From edible gold to champagne pairings, Seoul's hotels are racing to outdo each other on a summer staple.
Hotels turn bingsu into summer's splurge

Consumer sentiment is weak, the economy is shaky, yet Seoul's luxury hotels are charging up to 149,000 won ($100) for shaved ice. Demand has never been stronger.

The priciest offering this summer again comes from Four Seasons Hotel Seoul. At 149,000 won, the Maru Jeju Apple Mango Bingsu contains more than two whole Jeju apple mangoes piled on shaved organic milk ice, topped with a hollow mango sphere that breaks open to release a mango-elderflower sauce. Mango-coated rice cake and white chocolate garnishes fill out the bowl.

Despite the high price points, hotel bingsu continues to draw steady demand, buoyed by a small luxury trend among consumers in their 20s and 30s.

"Even amid economic uncertainty and weakened consumer sentiment, hotel bingsu remains a representative experiential summer dessert," Four Seasons Hotel Seoul told The Korea Herald. The hotel said high-priced bingsu is increasingly seen less as a simple dessert and more as a way to enjoy the season and share a special moment.

Early May sales have outpaced the same period last year, the hotel said. Customers are mostly in their 30s, with Koreans making up the largest share, followed by hotel guests and foreign visitors. The share of customers in their 20s rises on weekends.

Signiel is going for outright opulence. Its Signature Mango Bingsu arrives dusted with edible gold leaf, a flourish more often seen on fine dining dishes than on a bowl of shaved ice. Underneath the gilding sit thick mango slices, frozen milk shavings, mango puree and popping mango pearls, with mango sherbet, red bean paste and mascarpone sauce on the side. The bingsu costs 135,000 won.

Mango bingsu sales at Signiel have continued to climb on the back of the small luxury trend. Signiel Busan reported a roughly 20 percent on-year rise in mango bingsu sales last year, while Signiel Seoul recorded a 5 percent gain.

With so many hotels chasing the same summer crowd, standing out increasingly means selling something beyond the bingsu itself. Grand InterContinental Seoul Parnas is leaning on presentation. Its new Jewel Tomato Bingsu arrives in a vessel shaped like a traditional Korean mother-of-pearl jewelry box, with citron-pickled organic tomatoes scattered over a light sherbet-style ice.

The hotel's Jeju Apple Mango Bingsu costs 120,000 won. The Signature Patbingsu and Jewel Tomato Bingsu are 75,000 won each.

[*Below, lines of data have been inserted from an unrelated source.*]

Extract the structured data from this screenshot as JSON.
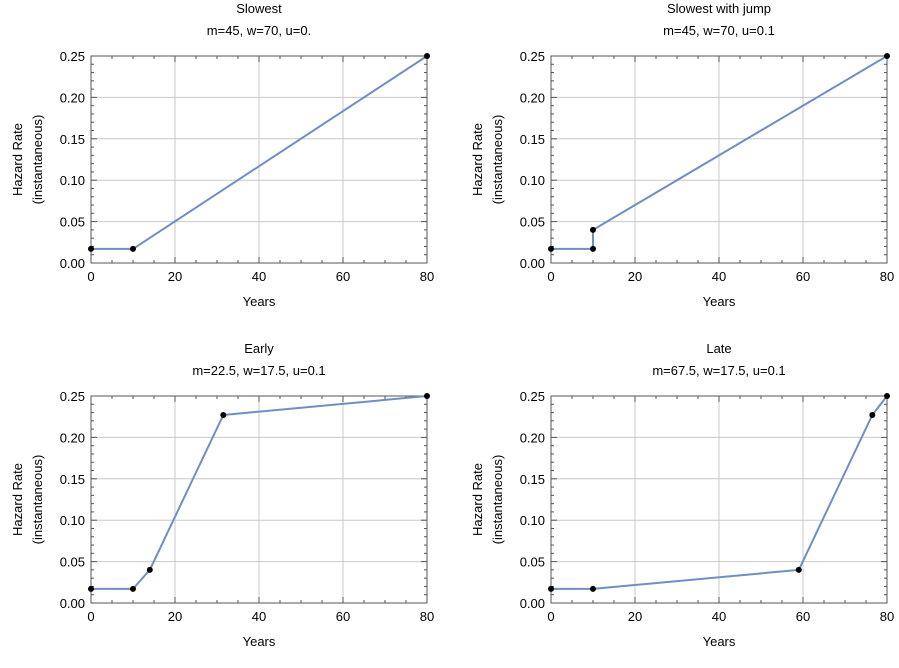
{
  "chart_data": [
    {
      "type": "line",
      "title": "Slowest",
      "subtitle": "m=45, w=70, u=0.",
      "xlabel": "Years",
      "ylabel_line1": "Hazard Rate",
      "ylabel_line2": "(instantaneous)",
      "xlim": [
        0,
        80
      ],
      "ylim": [
        0,
        0.25
      ],
      "xticks": [
        "0",
        "20",
        "40",
        "60",
        "80"
      ],
      "yticks": [
        "0.00",
        "0.05",
        "0.10",
        "0.15",
        "0.20",
        "0.25"
      ],
      "grid": true,
      "line_color": "#6f8fc2",
      "series": [
        {
          "x": [
            0,
            10,
            80
          ],
          "y": [
            0.017,
            0.017,
            0.25
          ]
        }
      ],
      "markers": [
        {
          "x": 0,
          "y": 0.017
        },
        {
          "x": 10,
          "y": 0.017
        },
        {
          "x": 80,
          "y": 0.25
        }
      ]
    },
    {
      "type": "line",
      "title": "Slowest with jump",
      "subtitle": "m=45, w=70, u=0.1",
      "xlabel": "Years",
      "ylabel_line1": "Hazard Rate",
      "ylabel_line2": "(instantaneous)",
      "xlim": [
        0,
        80
      ],
      "ylim": [
        0,
        0.25
      ],
      "xticks": [
        "0",
        "20",
        "40",
        "60",
        "80"
      ],
      "yticks": [
        "0.00",
        "0.05",
        "0.10",
        "0.15",
        "0.20",
        "0.25"
      ],
      "grid": true,
      "line_color": "#6f8fc2",
      "series": [
        {
          "x": [
            0,
            10,
            10,
            80
          ],
          "y": [
            0.017,
            0.017,
            0.04,
            0.25
          ]
        }
      ],
      "markers": [
        {
          "x": 0,
          "y": 0.017
        },
        {
          "x": 10,
          "y": 0.017
        },
        {
          "x": 10,
          "y": 0.04
        },
        {
          "x": 80,
          "y": 0.25
        }
      ]
    },
    {
      "type": "line",
      "title": "Early",
      "subtitle": "m=22.5, w=17.5, u=0.1",
      "xlabel": "Years",
      "ylabel_line1": "Hazard Rate",
      "ylabel_line2": "(instantaneous)",
      "xlim": [
        0,
        80
      ],
      "ylim": [
        0,
        0.25
      ],
      "xticks": [
        "0",
        "20",
        "40",
        "60",
        "80"
      ],
      "yticks": [
        "0.00",
        "0.05",
        "0.10",
        "0.15",
        "0.20",
        "0.25"
      ],
      "grid": true,
      "line_color": "#6f8fc2",
      "series": [
        {
          "x": [
            0,
            10,
            14,
            31.5,
            80
          ],
          "y": [
            0.017,
            0.017,
            0.04,
            0.227,
            0.25
          ]
        }
      ],
      "markers": [
        {
          "x": 0,
          "y": 0.017
        },
        {
          "x": 10,
          "y": 0.017
        },
        {
          "x": 14,
          "y": 0.04
        },
        {
          "x": 31.5,
          "y": 0.227
        },
        {
          "x": 80,
          "y": 0.25
        }
      ]
    },
    {
      "type": "line",
      "title": "Late",
      "subtitle": "m=67.5, w=17.5, u=0.1",
      "xlabel": "Years",
      "ylabel_line1": "Hazard Rate",
      "ylabel_line2": "(instantaneous)",
      "xlim": [
        0,
        80
      ],
      "ylim": [
        0,
        0.25
      ],
      "xticks": [
        "0",
        "20",
        "40",
        "60",
        "80"
      ],
      "yticks": [
        "0.00",
        "0.05",
        "0.10",
        "0.15",
        "0.20",
        "0.25"
      ],
      "grid": true,
      "line_color": "#6f8fc2",
      "series": [
        {
          "x": [
            0,
            10,
            59,
            76.5,
            80
          ],
          "y": [
            0.017,
            0.017,
            0.04,
            0.227,
            0.25
          ]
        }
      ],
      "markers": [
        {
          "x": 0,
          "y": 0.017
        },
        {
          "x": 10,
          "y": 0.017
        },
        {
          "x": 59,
          "y": 0.04
        },
        {
          "x": 76.5,
          "y": 0.227
        },
        {
          "x": 80,
          "y": 0.25
        }
      ]
    }
  ]
}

Other hotels are reaching for the bar cart. Sofitel Ambassador Seoul has paired its bingsu with champagne. The new Citron Basil Bingsu mixes olive and lemon confit with basil milk ice, champagne sorbet and vanilla ice cream. It is 70,000 won on its own, or 100,000 won as a set with two glasses of Piper-Heidsieck Essentiel Brut.

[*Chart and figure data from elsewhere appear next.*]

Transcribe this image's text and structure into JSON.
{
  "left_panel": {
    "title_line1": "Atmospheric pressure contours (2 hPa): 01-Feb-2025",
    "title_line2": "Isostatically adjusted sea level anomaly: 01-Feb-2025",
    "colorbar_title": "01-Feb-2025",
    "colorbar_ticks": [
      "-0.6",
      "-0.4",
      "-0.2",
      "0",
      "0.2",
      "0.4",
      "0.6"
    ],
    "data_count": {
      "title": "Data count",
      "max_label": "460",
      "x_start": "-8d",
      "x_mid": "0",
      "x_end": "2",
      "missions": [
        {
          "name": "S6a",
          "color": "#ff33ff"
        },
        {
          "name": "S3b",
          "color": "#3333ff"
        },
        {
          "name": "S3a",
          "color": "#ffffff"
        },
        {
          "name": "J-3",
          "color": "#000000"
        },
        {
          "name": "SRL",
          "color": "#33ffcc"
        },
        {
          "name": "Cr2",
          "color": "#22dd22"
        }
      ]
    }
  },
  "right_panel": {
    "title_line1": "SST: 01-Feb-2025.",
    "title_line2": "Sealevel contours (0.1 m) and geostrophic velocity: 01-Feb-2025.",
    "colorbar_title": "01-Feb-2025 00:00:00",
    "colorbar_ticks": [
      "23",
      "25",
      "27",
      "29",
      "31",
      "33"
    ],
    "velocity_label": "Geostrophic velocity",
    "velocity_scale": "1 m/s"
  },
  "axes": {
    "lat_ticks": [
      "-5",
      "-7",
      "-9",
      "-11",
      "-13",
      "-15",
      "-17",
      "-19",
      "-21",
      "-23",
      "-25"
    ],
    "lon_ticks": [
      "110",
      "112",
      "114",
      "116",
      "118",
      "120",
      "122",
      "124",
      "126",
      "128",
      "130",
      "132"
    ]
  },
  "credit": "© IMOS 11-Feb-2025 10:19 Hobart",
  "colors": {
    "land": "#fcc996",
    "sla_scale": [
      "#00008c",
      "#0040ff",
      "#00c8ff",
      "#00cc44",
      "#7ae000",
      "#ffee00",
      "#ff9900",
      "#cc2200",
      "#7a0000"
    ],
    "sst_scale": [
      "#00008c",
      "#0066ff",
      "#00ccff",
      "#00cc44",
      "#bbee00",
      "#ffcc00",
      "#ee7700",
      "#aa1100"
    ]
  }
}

The returning Mango Bingsu Secret, at 100,000 won, hides mango, mango sorbet and Chantilly cream under a domed silver cover that staff lifts at the table.

The Shilla Seoul has built its program around pairings. Its apple mango bingsu is 130,000 won on its own, 162,000 won as a set with two glasses of sparkling wine, or 175,000 won as a set with two mango bourbon fizz cocktails.

Lee Eun-hee, a consumer studies professor at Inha University, said the appeal goes beyond the dessert itself. "If you look at bingsu alone, the price is very high, but younger consumers are paying for the hotel atmosphere, posting about it on social media and engaging in a form of experiential consumption," she said. "It is a case where demand actually rises as prices go up, driven in part by a desire to show off."